Something fractures behind his expression. The controlled mask slips and underneath is a man who just realized the woman he loves has been carrying a grief built on a lie her entire life.

"I'm sorry." Those two words are rough with an accent and what sounds like regret.

I clutch the folder against my chest, the flimsy cardboard pressing into my sternum, the weight of my mother's life and death held against my heart.

"I want to be alone."

"Onyx, please."

"Don't, Kon. I just need some time." My voice cracks, splinters, threatens to disintegrate entirely. "Just... don't. I can't processthis with you standing there. I need to think. I need to read. I need to do this alone."

I walk past him. He doesn't reach for me. Doesn't block the doorway. He lets me go, and the restraint costs him more than violence ever would. I can see it in the rigid line of his spine, the fists clenched at his sides, the way his chest barely moves because he's holding his breath.

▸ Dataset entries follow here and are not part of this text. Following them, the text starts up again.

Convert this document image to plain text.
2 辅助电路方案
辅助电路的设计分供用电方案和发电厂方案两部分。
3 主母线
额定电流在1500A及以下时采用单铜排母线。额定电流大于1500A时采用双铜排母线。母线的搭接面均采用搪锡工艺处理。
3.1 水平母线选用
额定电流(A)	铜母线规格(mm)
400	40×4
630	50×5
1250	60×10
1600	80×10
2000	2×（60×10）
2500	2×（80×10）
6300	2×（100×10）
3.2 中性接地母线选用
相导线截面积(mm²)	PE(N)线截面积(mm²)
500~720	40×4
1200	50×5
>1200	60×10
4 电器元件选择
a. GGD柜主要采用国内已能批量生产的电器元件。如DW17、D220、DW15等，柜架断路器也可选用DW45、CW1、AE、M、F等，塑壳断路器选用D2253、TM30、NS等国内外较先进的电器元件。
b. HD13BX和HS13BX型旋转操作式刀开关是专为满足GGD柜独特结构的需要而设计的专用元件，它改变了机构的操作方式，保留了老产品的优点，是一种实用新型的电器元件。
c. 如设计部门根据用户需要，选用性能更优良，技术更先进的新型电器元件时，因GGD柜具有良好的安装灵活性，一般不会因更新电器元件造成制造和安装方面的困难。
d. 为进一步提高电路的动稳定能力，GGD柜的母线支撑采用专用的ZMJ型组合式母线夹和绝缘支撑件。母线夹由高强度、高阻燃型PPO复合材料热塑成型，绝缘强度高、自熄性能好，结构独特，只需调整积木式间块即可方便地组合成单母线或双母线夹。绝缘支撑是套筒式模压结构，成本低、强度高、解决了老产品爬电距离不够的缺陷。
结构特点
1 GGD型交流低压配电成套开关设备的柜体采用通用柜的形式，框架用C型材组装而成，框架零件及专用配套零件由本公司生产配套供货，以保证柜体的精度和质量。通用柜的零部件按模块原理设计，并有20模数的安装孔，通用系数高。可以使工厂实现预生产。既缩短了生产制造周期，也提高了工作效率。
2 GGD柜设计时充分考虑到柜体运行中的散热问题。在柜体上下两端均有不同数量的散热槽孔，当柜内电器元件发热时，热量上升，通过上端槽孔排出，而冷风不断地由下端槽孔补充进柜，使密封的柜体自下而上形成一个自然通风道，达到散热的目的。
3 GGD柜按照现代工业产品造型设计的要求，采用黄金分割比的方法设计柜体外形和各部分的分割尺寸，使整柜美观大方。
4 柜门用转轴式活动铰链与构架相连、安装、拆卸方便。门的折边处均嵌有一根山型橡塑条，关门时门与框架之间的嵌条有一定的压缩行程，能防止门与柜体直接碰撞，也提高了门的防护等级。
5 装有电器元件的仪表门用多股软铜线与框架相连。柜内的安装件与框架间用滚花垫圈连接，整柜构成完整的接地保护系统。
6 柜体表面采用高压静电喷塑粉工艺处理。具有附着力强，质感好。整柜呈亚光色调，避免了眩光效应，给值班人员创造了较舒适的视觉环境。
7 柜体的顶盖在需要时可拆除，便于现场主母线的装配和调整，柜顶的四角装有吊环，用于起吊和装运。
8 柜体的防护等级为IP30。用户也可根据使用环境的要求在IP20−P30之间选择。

I make it to my room. Lock the door.

My back slides down the wood until I'm sitting on the floor, the folder in my lap, tears streaming in hot tracks down my cheeks and dripping off my jaw onto the manila cover. My mother's death, explained in twelve-point font. My father's cowardice, documented in evidence I can hold in my hands.

I cry until there's nothing left. Until the sobs dry up and my ribs ache and my eyes swell shut and the hollow inside my chest echoes with every breath.

In the deep hours of the night, a soft thud vibrates through the wood at my back. The floor creaks on the other side of the door, and then Kon’s breathing fills the silence, steady and close, separated from me by two inches of oak.

He doesn't knock. Doesn't demand entry. Doesn't use force or logic or Russian endearments to try to break through.

He just sits there. Waiting. All night.

Knowing he’s close, I find the strength to open the folder again. I wipe my swollen eyes with the heel of my hand and read my mother's section one more time. The evidence is thorough. Undeniable. This is the kind of documentation that could put Seamus away forever.

I could never have found this kind of documentation on my own.

He gave me the truth about my mother. Just not the way I wanted to receive it.

I don't know if that makes it better or worse, but I can’t hate him for it.

“Thank you, Kon.” I whisper through the door.

Fourteen

Kon

I've been shot, stabbed, beaten, and left for dead in a Moscow gutter with snow filling my mouth and blood freezing in my hair.